I’ve need this surgery for many, many years. I’m extremely flat-footed and have been in constant pain since I was 18. This, however, has been the first time in my life that I’ve had the help and support I need to be able to actually have it done.
For each surgery, you’re non-weight bearing for the first 3-4 weeks. With the right foot, you can’t drive until the boot comes off, which is 6-8 weeks. With horses, donkeys, cats, and dogs, that just wasn’t an option for me until now.
Thankfully, I know have my husband and his family, who are really there for each other… and me.
It’s been hard for me to let go this much, to admit that I need help and accept it. My husband has been amazing. Kind, thoughtful, understanding.

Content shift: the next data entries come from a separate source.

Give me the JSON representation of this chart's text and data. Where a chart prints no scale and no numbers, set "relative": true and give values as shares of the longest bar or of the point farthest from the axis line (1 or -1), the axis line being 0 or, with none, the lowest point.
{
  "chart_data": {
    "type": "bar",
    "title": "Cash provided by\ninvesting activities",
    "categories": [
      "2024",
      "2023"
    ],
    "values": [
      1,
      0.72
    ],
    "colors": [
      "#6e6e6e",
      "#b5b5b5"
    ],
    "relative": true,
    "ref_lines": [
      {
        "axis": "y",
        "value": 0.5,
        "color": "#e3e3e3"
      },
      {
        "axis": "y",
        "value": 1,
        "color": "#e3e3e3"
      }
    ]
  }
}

But when you’ve spent a lifetime being told how selfish you are for wanting something for yourself… When you’ve spent a lifetime being abused and let down by people who were supposed to love you…
It’s hard to accept that anyone will be there for you without resentment. It’s hard to believe that there won’t be consequences for needing someone.
This has been and continues to be a lesson in love and grief for me. I’m learning what true unconditional love looks and feels like. I’m also learning what it looks like to grieve for your past self, for the life you could have had if you believed you were enough.
Learning that you’re worthy to be loved is a difficult lesson. You understand it and accept it intellectually long before your heart ever understands.
I’m grateful that my husband has been such a kind and understanding guide. I’m grateful that my Al-Anon sponsor and my best friend have been here to listen. I’m grateful to my in-laws for their love and support.
I’m looking forward to a day when I can walk and run and wear beautiful shoes without pain, and I’m so grateful to the people helping me get there!
I hope you’re having a wonderful holiday season!